O experimento foi conduzido na zona rural do município de Campo Magro (25º22'S, 49º27'O, 940 m de altitude), Região Metropolitana de Curitiba, onde o clima é considerado subtropical úmido meso-térmico. O solo da área experimental é classificado como cambissolo háplico (Embrapa, 1999). Para a análise das características químicas procedeu-se a amostragem do solo, na profundidade de 0-20 cm, conforme Comissão de Química e Fertilidade do Solo de RS e SC (2004). A amostra foi analisada segundo metodologia de Pavan et al. (1992) e apresentou: pH CaCl2= 4,90; Al3+= 0,10 cmolc dm-3; H+ + Al+3= 11,38 cmolc dm-3; Ca+2= 3,70 cmolc dm-3; Mg+2= 1,70 cmolc dm-3; K+= 0,18 cmolc dm-3; P= 9,10 mg dm-3; C= 19,0 g dm-3; saturação de bases de 49% e teor de argila de 65 g kg-1. A correção da fertilidade e da acidez da área foi feita com base na recomendação de adubação e calagem do IAC (1997) para a cultura da menta. Foram aplicados 20 kg ha-1 de N, 40 kg ha-1 de P2O5, 60 kg ha-1 de K2O e 2,4 t ha-1 de calcário tipo Filler (PRNT 100%), para elevar o índice V para 70%. A adubação de cobertura foi realizada com 30 kg ha-1 de N aos 30 dias após o plantio. A segunda adubação foi realizada com 30 kg ha-1 de N e 30 kg ha-1 de K2O, misturados e aplicados em toda a área, 21 dias após a primeira colheita. Antes do plantio os fertilizantes (uréia, super triplo e cloreto de potássio) e o calcário (tipo filler) foram incorporados por operação de gradagem.

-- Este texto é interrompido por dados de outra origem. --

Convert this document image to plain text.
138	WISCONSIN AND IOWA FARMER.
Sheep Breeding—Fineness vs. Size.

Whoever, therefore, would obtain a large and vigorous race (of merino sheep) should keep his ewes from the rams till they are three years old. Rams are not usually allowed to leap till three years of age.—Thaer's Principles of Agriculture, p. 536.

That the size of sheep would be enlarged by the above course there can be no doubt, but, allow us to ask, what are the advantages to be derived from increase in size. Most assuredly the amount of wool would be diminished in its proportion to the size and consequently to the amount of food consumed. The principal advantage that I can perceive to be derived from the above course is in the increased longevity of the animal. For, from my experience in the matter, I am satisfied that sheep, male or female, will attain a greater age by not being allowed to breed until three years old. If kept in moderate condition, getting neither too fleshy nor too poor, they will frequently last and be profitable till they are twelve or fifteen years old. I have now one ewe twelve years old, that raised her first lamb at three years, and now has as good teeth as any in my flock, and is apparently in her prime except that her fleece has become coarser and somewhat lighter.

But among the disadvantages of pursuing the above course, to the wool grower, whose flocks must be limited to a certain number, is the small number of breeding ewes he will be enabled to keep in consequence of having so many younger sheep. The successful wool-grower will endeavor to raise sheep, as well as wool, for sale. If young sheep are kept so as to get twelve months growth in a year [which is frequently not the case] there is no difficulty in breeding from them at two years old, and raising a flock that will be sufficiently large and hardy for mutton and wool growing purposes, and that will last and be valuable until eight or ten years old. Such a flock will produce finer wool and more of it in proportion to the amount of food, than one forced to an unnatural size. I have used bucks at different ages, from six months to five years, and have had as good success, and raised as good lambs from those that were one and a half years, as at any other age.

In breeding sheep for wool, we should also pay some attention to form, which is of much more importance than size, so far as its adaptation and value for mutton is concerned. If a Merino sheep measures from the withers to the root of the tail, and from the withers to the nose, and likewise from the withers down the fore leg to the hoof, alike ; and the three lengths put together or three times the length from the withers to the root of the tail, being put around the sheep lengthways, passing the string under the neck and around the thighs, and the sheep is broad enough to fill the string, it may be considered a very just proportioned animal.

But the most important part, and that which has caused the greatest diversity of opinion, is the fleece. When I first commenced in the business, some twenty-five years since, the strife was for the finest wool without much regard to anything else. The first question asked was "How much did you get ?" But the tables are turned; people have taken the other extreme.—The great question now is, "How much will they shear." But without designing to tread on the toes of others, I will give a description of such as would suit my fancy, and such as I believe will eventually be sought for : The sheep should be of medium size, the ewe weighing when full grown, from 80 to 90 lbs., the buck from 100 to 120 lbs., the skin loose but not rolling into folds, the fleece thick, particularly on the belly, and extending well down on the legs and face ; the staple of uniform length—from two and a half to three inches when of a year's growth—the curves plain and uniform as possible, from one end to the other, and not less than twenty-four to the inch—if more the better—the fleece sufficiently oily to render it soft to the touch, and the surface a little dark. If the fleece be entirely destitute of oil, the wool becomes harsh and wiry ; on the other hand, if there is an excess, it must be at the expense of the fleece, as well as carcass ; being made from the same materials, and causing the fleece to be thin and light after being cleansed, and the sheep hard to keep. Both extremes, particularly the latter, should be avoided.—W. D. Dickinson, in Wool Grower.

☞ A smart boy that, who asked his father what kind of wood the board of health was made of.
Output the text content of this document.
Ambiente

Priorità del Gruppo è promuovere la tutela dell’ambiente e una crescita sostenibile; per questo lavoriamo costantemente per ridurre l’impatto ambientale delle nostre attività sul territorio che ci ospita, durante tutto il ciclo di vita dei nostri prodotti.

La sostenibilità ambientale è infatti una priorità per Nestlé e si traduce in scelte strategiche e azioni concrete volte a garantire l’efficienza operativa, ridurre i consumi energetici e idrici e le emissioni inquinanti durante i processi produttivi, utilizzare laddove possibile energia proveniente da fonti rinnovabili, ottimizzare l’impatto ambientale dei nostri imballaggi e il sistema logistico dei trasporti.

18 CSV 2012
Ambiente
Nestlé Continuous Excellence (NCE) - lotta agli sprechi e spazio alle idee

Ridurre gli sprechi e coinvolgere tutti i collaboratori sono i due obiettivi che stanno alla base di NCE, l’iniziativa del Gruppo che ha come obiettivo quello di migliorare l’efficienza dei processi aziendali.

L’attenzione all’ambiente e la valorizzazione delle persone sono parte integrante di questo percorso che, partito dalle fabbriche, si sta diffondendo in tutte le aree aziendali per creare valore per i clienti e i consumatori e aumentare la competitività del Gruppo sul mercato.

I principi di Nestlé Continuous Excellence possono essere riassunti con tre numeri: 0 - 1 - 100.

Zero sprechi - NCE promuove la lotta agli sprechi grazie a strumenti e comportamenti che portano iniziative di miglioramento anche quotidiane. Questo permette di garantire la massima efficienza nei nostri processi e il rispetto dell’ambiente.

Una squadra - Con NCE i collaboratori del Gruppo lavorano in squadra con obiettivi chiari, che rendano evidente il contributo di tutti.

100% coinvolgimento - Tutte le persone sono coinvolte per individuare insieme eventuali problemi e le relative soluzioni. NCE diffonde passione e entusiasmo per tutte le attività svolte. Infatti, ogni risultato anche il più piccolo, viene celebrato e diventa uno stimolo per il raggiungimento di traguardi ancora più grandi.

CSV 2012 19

Os genótipos avaliados pertencem às espécies M. arvensis, M. x piperita e Mentha spp. (Tabela 1). As mudas foram produzidas por estaquia herbácea de caule apresentando um comprimento médio de 10 cm, com um par de folhas cortadas pela metade. O plantio foi feito em substrato contendo 50% de areia e 50% de Plantmax® hortaliças, permanecendo cerca de 30 dias em bandejas de isopor com 288 células, mantidas em câmara de nebulização intermitente, controlada por temporizador com intervalo de rega fixo. A programação utilizada para a nebulização foi das 8 às 17 h, com irrigação de 15 s a cada 15 min; das 17 às 23 h, com irrigação de 15 s a cada uma hora e; das 23 às 8 h, com irrigação de 15 s a cada 3 h, por um período de 15 dias. O bico nebulizador empregado apresenta vazão de 48 L h-1. O sombrite da câmara de nebulização é feito por manta termo-refletora Aluminet® (Polysack®).

 

 

O experimento foi implantado em 13 e 14 de outubro de 2006 a campo, com espaçamento de 0,50 m entre linhas e 0,45 m entre plantas, em parcelas de 9,0 m2 com 40 plantas cada. De cada parcela experimental foram avaliadas seis plantas. O delineamento experimental foi em blocos casualizados com três repetições. Durante os seis meses de cultivo, a irrigação foi realizada em dias alternados e o controle de plantas daninhas com capinas semanais. Houve incidência de ferrugem da menta (Puccinia menthae) nos genótipos de M. arvensis, sendo realizado o tratamento fitossanitário preventivo com calda bordalesa no segundo ciclo de cultivo (rebrota). A calda bordalesa foi preparada no mesmo dia da aplicação (0,1% Cu2SO4 + 0,1% CaO), sendo aplicados duas vezes por semana a partir da rebrota da primeira colheita; utilizou-se um pulverizador manual costal de 20 litros.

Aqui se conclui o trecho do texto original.